What's your role here?
Controlling security for server applications that span enterprises and that are used by numerous people with different access needs is a difficult issue. Traditionally, this is dealt with by setting permissions on individual objects and assigning users to groups with varying levels of access to objects. The need to set permissions makes it labour intensive, resulting in a less-than-ideal security model. Taking a leaf out of the Exchange 2010 book, SCCM 2012 instead adopts RBAC where you define security scopes for access (geographically or for a particular administrative task) and security roles, which are groupings of tasks. The combination of the two controls what a user can do and which objects they can do it to. There are 13 built-in roles in beta 1 and you can easily define your own.
Carve up the administration of SCCM 2012 to suit your company. (Screenshot by Paul Schnackenburg)
The new console is aligned with RBAC so that if there's a section a particular user has no access to, it won't even be visible.
There's no doubt that smart phones are a growing part of today's IT world. The goal of SCCM 2012 is to let administrators manage all IT assets (desktops, laptops, smart phones and servers) using the same toolset.
In beta 1, Windows Mobile 6/6.5 is supported; in beta 2, Nokia Symbian devices will be added. Windows Phone 7, iPhone and Android will be given "light administration" support through Exchange Active Sync, but Microsoft is hinting at full management support for these platforms over time.
In SCCM 2007, Microsoft added a feature called Desired Configuration Management (DCM) that allowed administrators to define configuration baselines and have SCCM report if clients or servers settings were changed. There was, however, no easy way to tell SCCM to "fix it" when settings fell out of compliance.
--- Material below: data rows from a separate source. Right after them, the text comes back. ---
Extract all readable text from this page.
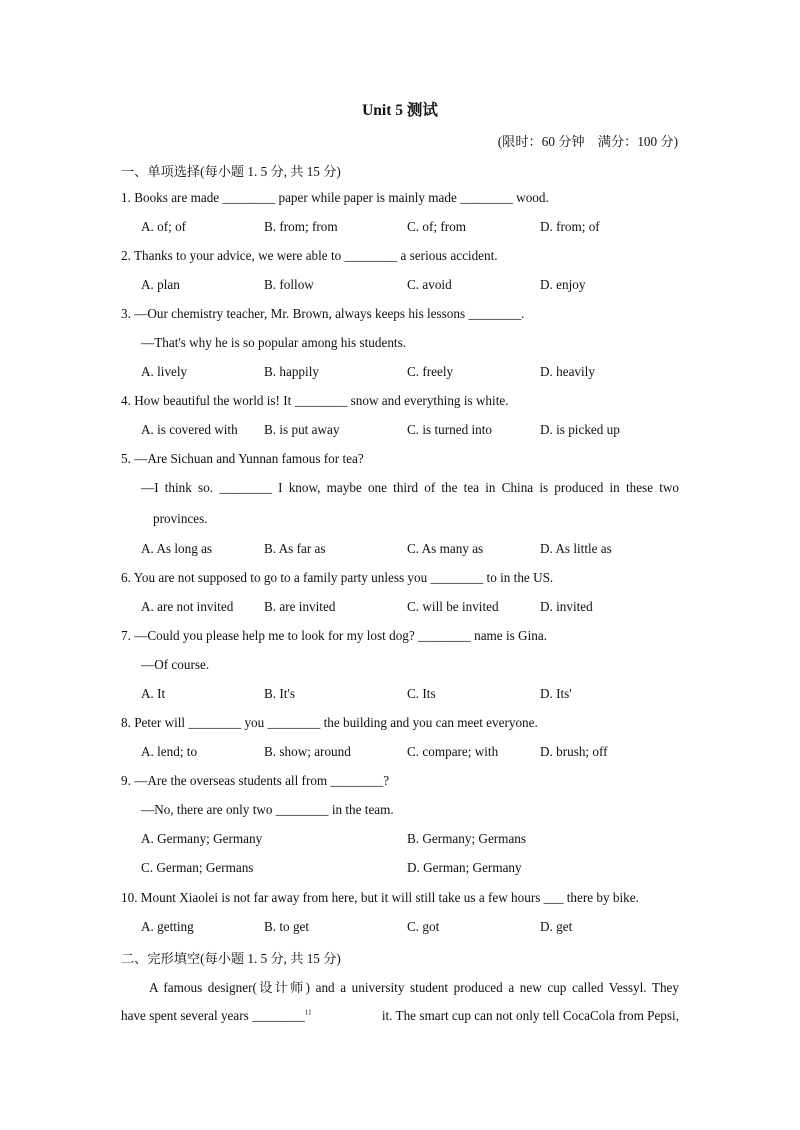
Unit 5 测试
(限时：60 分钟　满分：100 分)
一、单项选择(每小题 1. 5 分, 共 15 分)
1. Books are made ________ paper while paper is mainly made ________ wood.
A. of; of	B. from; from	C. of; from	D. from; of
2. Thanks to your advice, we were able to ________ a serious accident.
A. plan	B. follow	C. avoid	D. enjoy
3. —Our chemistry teacher, Mr. Brown, always keeps his lessons ________.
—That's why he is so popular among his students.
A. lively	B. happily	C. freely	D. heavily
4. How beautiful the world is! It ________ snow and everything is white.
A. is covered with B. is put away	C. is turned into	D. is picked up
5. —Are Sichuan and Yunnan famous for tea?
—I think so. ________ I know, maybe one third of the tea in China is produced in these two
provinces.
A. As long as	B. As far as	C. As many as	D. As little as
6. You are not supposed to go to a family party unless you ________ to in the US.
A. are not invited B. are invited	C. will be invited	D. invited
7. —Could you please help me to look for my lost dog? ________ name is Gina.
—Of course.
A. It	B. It's	C. Its	D. Its'
8. Peter will ________ you ________ the building and you can meet everyone.
A. lend; to	B. show; around	C. compare; with	D. brush; off
9. —Are the overseas students all from ________?
—No, there are only two ________ in the team.
A. Germany; Germany	B. Germany; Germans
C. German; Germans	D. German; Germany
10. Mount Xiaolei is not far away from here, but it will still take us a few hours ___ there by bike.
A. getting	B. to get	C. got	D. get
二、完形填空(每小题 1. 5 分, 共 15 分)
A famous designer(设计师) and a university student produced a new cup called Vessyl. They
have spent several years ________$^{11}$	it. The smart cup can not only tell CocaCola from Pepsi,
SCCM 2012 goes the last mile and lets you (optionally) put settings back if they're changed.
The most curious omission in this beta is the lack of PowerShell: every other server product from Microsoft for the last three years has been built on PowerShell, but it seems SCCM 2012 isn't.
This is an early beta with features still to come, but this is definitely a big makeover of the SC flagship product. The simplified hierarchy will appeal to any current SCCM business and role-based security. And the new console and mobile management should appeal to administrators. User centric management aligns config manager with the brave new world of tech-savvy users, while the new flexible application deployment model will appeal to administrators and users alike.